I am certain that, in many ways, I knew the old man better than he knew himself, certainly better than anyone else knew him.  The old man had some regrets as summer neared its end, but not many.  He knew he would soon travel the same path taken by the old men before him, and that was alright.

The old man fully understood he could not welcome another winter, and that didn’t really matter.  Winters were for the young of body and spirit whose perpetual optimism looked forward to the next year, and summers were for old men whose hopefulness had long since withered away.

The old man expressed his love of life in modest tones.  He wasn’t known for uncontrolled outbursts of laughter, but rather for having a temperate personality with a dry sense of humor.  His emotions rarely climbed to the highs or sank to the lows that others seemed to make evident.

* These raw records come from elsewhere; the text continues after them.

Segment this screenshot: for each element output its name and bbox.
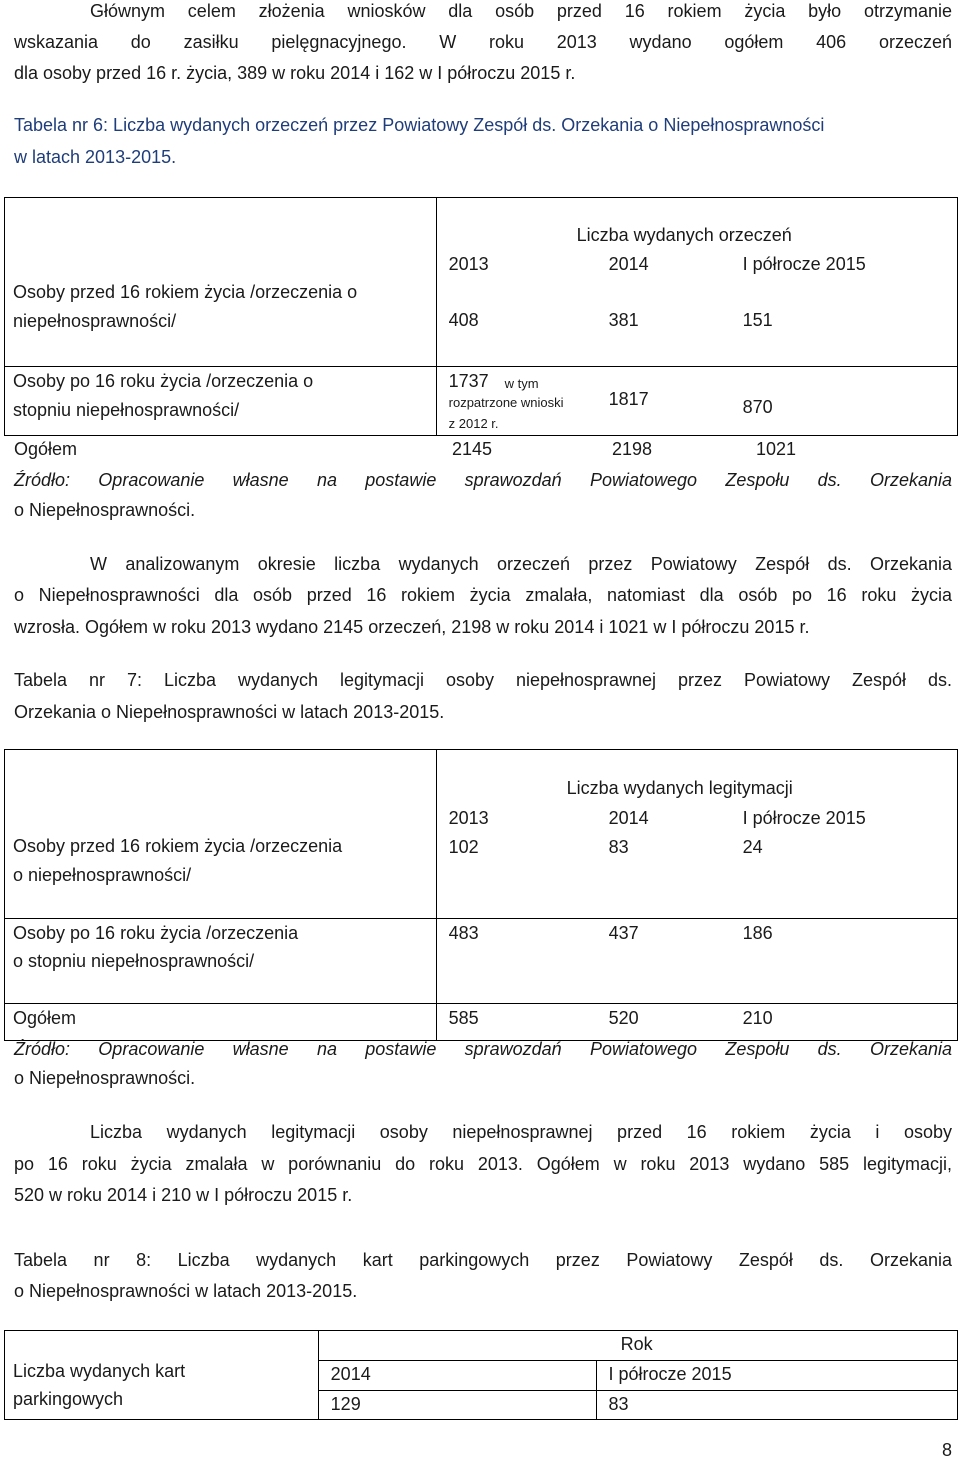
t6-total-2014: 2198 [612, 439, 653, 459]
t7-row2-2014: 437 [608, 923, 639, 943]
t8-col-2014: 2014 [330, 1364, 371, 1384]
table-8 [4, 1330, 958, 1420]
t6-row2-note-line2: rozpatrzone wnioski [448, 395, 564, 410]
t7-row2-2013: 483 [448, 923, 479, 943]
t7-total-2015h1: 210 [742, 1008, 773, 1028]
t6-total-label: Ogółem [14, 439, 78, 459]
t8-val-2015h1: 83 [608, 1394, 629, 1414]
table8-caption-line2: o Niepełnosprawności w latach 2013-2015. [14, 1281, 358, 1301]
t6-col-2015h1: I półrocze 2015 [742, 254, 866, 274]
t7-row2-label-line1: Osoby po 16 roku życia /orzeczenia [13, 923, 299, 943]
t7-row2-label-line2: o stopniu niepełnosprawności/ [13, 951, 255, 971]
t6-row2-label-line2: stopniu niepełnosprawności/ [13, 400, 240, 420]
t6-row2-2015h1: 870 [742, 397, 773, 417]
table8-caption-line1: Tabela nr 8: Liczba wydanych kart parkingowych przez Powiatowy Zespół ds. Orzekania [14, 1250, 952, 1270]
t6-row1-2013: 408 [448, 310, 479, 330]
paragraph-intro-line3: dla osoby przed 16 r. życia, 389 w roku 2014 i 162 w I półroczu 2015 r. [14, 63, 576, 83]
t7-source-line2: o Niepełnosprawności. [14, 1068, 196, 1088]
t7-col-2015h1: I półrocze 2015 [742, 808, 866, 828]
t6-col-2013: 2013 [448, 254, 489, 274]
paragraph-analysis-line3: wzrosła. Ogółem w roku 2013 wydano 2145 orzeczeń, 2198 w roku 2014 i 1021 w I półroczu 2015 r. [14, 617, 810, 637]
t8-label-line1: Liczba wydanych kart [13, 1361, 186, 1381]
t7-source-line1: Źródło: Opracowanie własne na postawie sprawozdań Powiatowego Zespołu ds. Orzekania [14, 1039, 952, 1059]
paragraph-intro-line2: wskazania do zasiłku pielęgnacyjnego. W roku 2013 wydano ogółem 406 orzeczeń [14, 32, 952, 52]
t8-label-line2: parkingowych [13, 1389, 124, 1409]
t6-row1-label-line2: niepełnosprawności/ [13, 311, 177, 331]
t8-header-title: Rok [620, 1334, 653, 1354]
t6-total-2013: 2145 [452, 439, 493, 459]
paragraph-legitimation-line2: po 16 roku życia zmalała w porównaniu do roku 2013. Ogółem w roku 2013 wydano 585 legitymacji, [14, 1154, 952, 1174]
t6-row2-2014: 1817 [608, 389, 649, 409]
t6-row1-2015h1: 151 [742, 310, 773, 330]
paragraph-legitimation-line1: Liczba wydanych legitymacji osoby niepełnosprawnej przed 16 rokiem życia i osoby [90, 1122, 952, 1142]
paragraph-analysis-line1: W analizowanym okresie liczba wydanych orzeczeń przez Powiatowy Zespół ds. Orzekania [90, 554, 952, 574]
t6-row2-2013: 1737 [448, 371, 489, 391]
t6-source-line1: Źródło: Opracowanie własne na postawie sprawozdań Powiatowego Zespołu ds. Orzekania [14, 470, 952, 490]
t7-row2-2015h1: 186 [742, 923, 773, 943]
paragraph-analysis-line2: o Niepełnosprawności dla osób przed 16 rokiem życia zmalała, natomiast dla osób po 16 roku życia [14, 585, 952, 605]
t6-source-line2: o Niepełnosprawności. [14, 500, 196, 520]
t6-row2-note-line1: w tym [504, 376, 539, 391]
table7-caption-line2: Orzekania o Niepełnosprawności w latach 2013-2015. [14, 702, 445, 722]
t7-total-label: Ogółem [13, 1008, 77, 1028]
t7-row1-2013: 102 [448, 837, 479, 857]
table6-caption-line1: Tabela nr 6: Liczba wydanych orzeczeń przez Powiatowy Zespół ds. Orzekania o Niepełnosprawności [14, 115, 825, 135]
t7-row1-2015h1: 24 [742, 837, 763, 857]
t7-header-title: Liczba wydanych legitymacji [566, 778, 793, 798]
table6-caption-line2: w latach 2013-2015. [14, 147, 177, 167]
t6-total-2015h1: 1021 [756, 439, 797, 459]
t7-row1-label-line1: Osoby przed 16 rokiem życia /orzeczenia [13, 836, 343, 856]
page-number: 8 [941, 1440, 952, 1460]
t8-val-2014: 129 [330, 1394, 361, 1414]
table7-caption-line1: Tabela nr 7: Liczba wydanych legitymacji osoby niepełnosprawnej przez Powiatowy Zespół ds. [14, 670, 952, 690]
t6-header-title: Liczba wydanych orzeczeń [576, 225, 792, 245]
t7-total-2014: 520 [608, 1008, 639, 1028]
t6-row1-2014: 381 [608, 310, 639, 330]
paragraph-legitimation-line3: 520 w roku 2014 i 210 w I półroczu 2015 r. [14, 1185, 353, 1205]
t6-col-2014: 2014 [608, 254, 649, 274]
t7-total-2013: 585 [448, 1008, 479, 1028]
table-6 [4, 197, 958, 436]
t6-row1-label-line1: Osoby przed 16 rokiem życia /orzeczenia o [13, 282, 358, 302]
paragraph-intro-line1: Głównym celem złożenia wniosków dla osób przed 16 rokiem życia było otrzymanie [90, 1, 952, 21]
t7-row1-2014: 83 [608, 837, 629, 857]
t7-row1-label-line2: o niepełnosprawności/ [13, 865, 192, 885]
t8-col-2015h1: I półrocze 2015 [608, 1364, 732, 1384]
table-7 [4, 749, 958, 1041]
t7-col-2014: 2014 [608, 808, 649, 828]
t6-row2-note-line3: z 2012 r. [448, 416, 499, 431]
t7-col-2013: 2013 [448, 808, 489, 828]
t6-row2-label-line1: Osoby po 16 roku życia /orzeczenia o [13, 371, 314, 391]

There came a day, a moment, an instant when the old man seemed to have what could best be called an epiphany. He somehow knew that precise moment in time was the singular final second affirming the end of summer.  At first he felt a slight sense of sadness but that emotion quickly passed and the sensation one gets that surges up inside when tasks are completed and great things have been accomplished replaced that sadness.

When summer’s bright hot sun began to lose its intensity the old man found that the once tall and straight shadow he cast became short and crooked.  The leaves on the trees began to lose their fight with gravity and after turning from green to brown started to fall to the ground.  The long summer days of sunlight began to grow shorter and soon the dark cold nights would dominate the world.

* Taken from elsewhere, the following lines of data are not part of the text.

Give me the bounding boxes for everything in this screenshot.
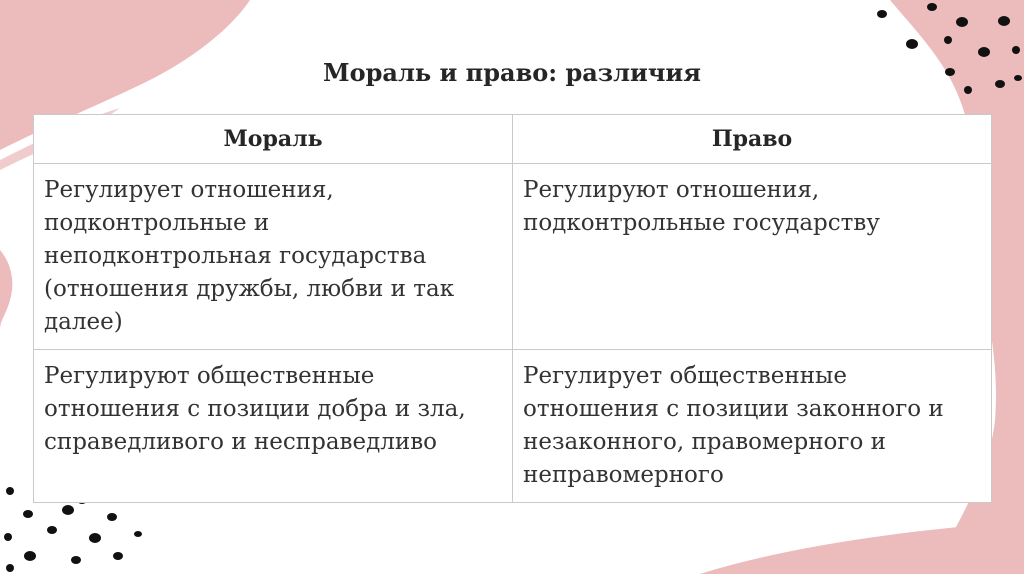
page-title: Мораль и право: различия [323, 58, 701, 87]
pink-brush-bottom [700, 520, 1024, 574]
comparison-table [33, 114, 992, 503]
table-row [34, 164, 992, 350]
header-law: Право [513, 115, 992, 164]
table-header-row [34, 115, 992, 164]
cell-law-row-2: Регулирует общественные отношения с позиции законного и незаконного, правомерного и неправомерного [513, 350, 992, 503]
cell-morality-row-2: Регулируют общественные отношения с позиции добра и зла, справедливого и несправедливо [34, 350, 513, 503]
header-morality: Мораль [34, 115, 513, 164]
table-row [34, 350, 992, 503]
cell-morality-row-1: Регулирует отношения, подконтрольные и неподконтрольная государства (отношения дружбы, любви и так далее) [34, 164, 513, 350]
pink-brush-left-mid [0, 250, 12, 330]
cell-law-row-1: Регулируют отношения, подконтрольные государству [513, 164, 992, 350]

The old man’s memory brought up surprisingly detailed recollections of his life.  He recalled his successful business career that spanned more than forty years.  He had been well respected by his peers and he made close relationships with people that remained strong even until that day.  He had a strong sense of pride for the things he accomplished throughout his career.

He lovingly recalled his wife and children.  He was so proud of his children and the people they became.  Warm thoughts caressed his memory as he remembered the kindness and love shown to him by his wife.  Many of the moments spent with his wife and children rushed through his mind while he smiled, and then wiped away a tear.

The old man thought about the wonder of everything he saw, heard and smelled over the years.  He recalled the smell of the ocean and the sound the waves made as they touched the sandy beach.  He remembered his amazement at the splendor of great mountains and how the view of their peaks changed the sky.  He recalled the calmness he felt as he stared into the night sky and wondered about his place in the infinite expanse of the universe.

As summer comes to an end so does the time of growth and life.  The quintessential essence of everything the old man had once been was waning simultaneously with the end of the season. Some living things adapt to the changes ahead, and some just fade away, leaving only the memory of their presence.  The old man knew he no longer had the strength and desire he once possessed and, at least for him, it was the end of summer, and he was content.